Honduran National Athletics Federation
- Sport: Athletics
- Jurisdiction: Federation
- Abbreviation: FENHATLE
- Founded: 1951
- Affiliation: World Athletics
- Regional affiliation: NACAC
- Headquarters: Tegucigalpa
- President: Calixto Sierra
- Secretary: Alex Navas
- Honduras

= Honduran National Athletics Federation =

The Honduran National Athletics Federation (Federación Nacional Hondureña de Atletismo, FENHATLE) is the governing body for the sport of athletics in Honduras. Current president is Calixto Sierra.
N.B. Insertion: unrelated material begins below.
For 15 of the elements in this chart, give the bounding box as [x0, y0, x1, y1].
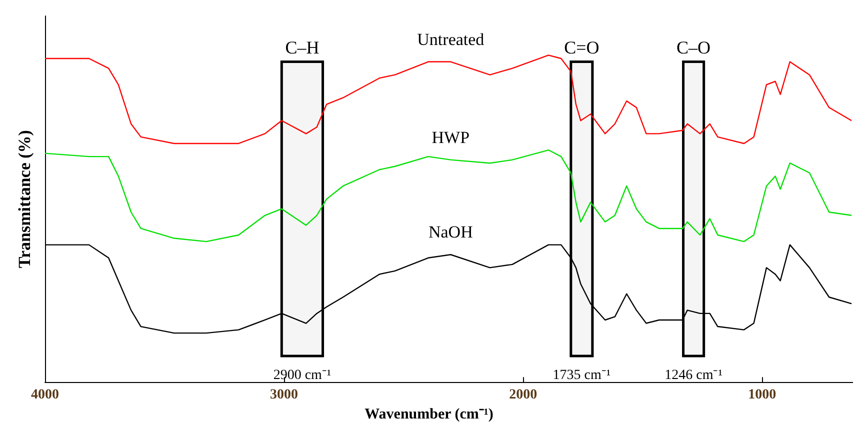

He was re-elected for the period 2012-2014 in May 2012.

== History ==
FENHATLE was founded in 1951.

== Affiliations ==
FENHATLE is the national member federation for Honduras in the following international organisations:
- World Athletics
- North American, Central American and Caribbean Athletic Association (NACAC)
- Association of Panamerican Athletics (APA)
- Asociación Iberoamericana de Atletismo (AIA; Ibero-American Athletics Association)
- Central American and Caribbean Athletic Confederation (CACAC)
- Confederación Atlética del Istmo Centroamericano (CADICA; Central American Isthmus Athletic Confederation)
Moreover, it is part of the following national organisations:
- Honduran Olympic Committee (COH; Spanish: Comité Olímpico Hondureño)

== National records ==
FENHATLE maintains the Honduran records in athletics.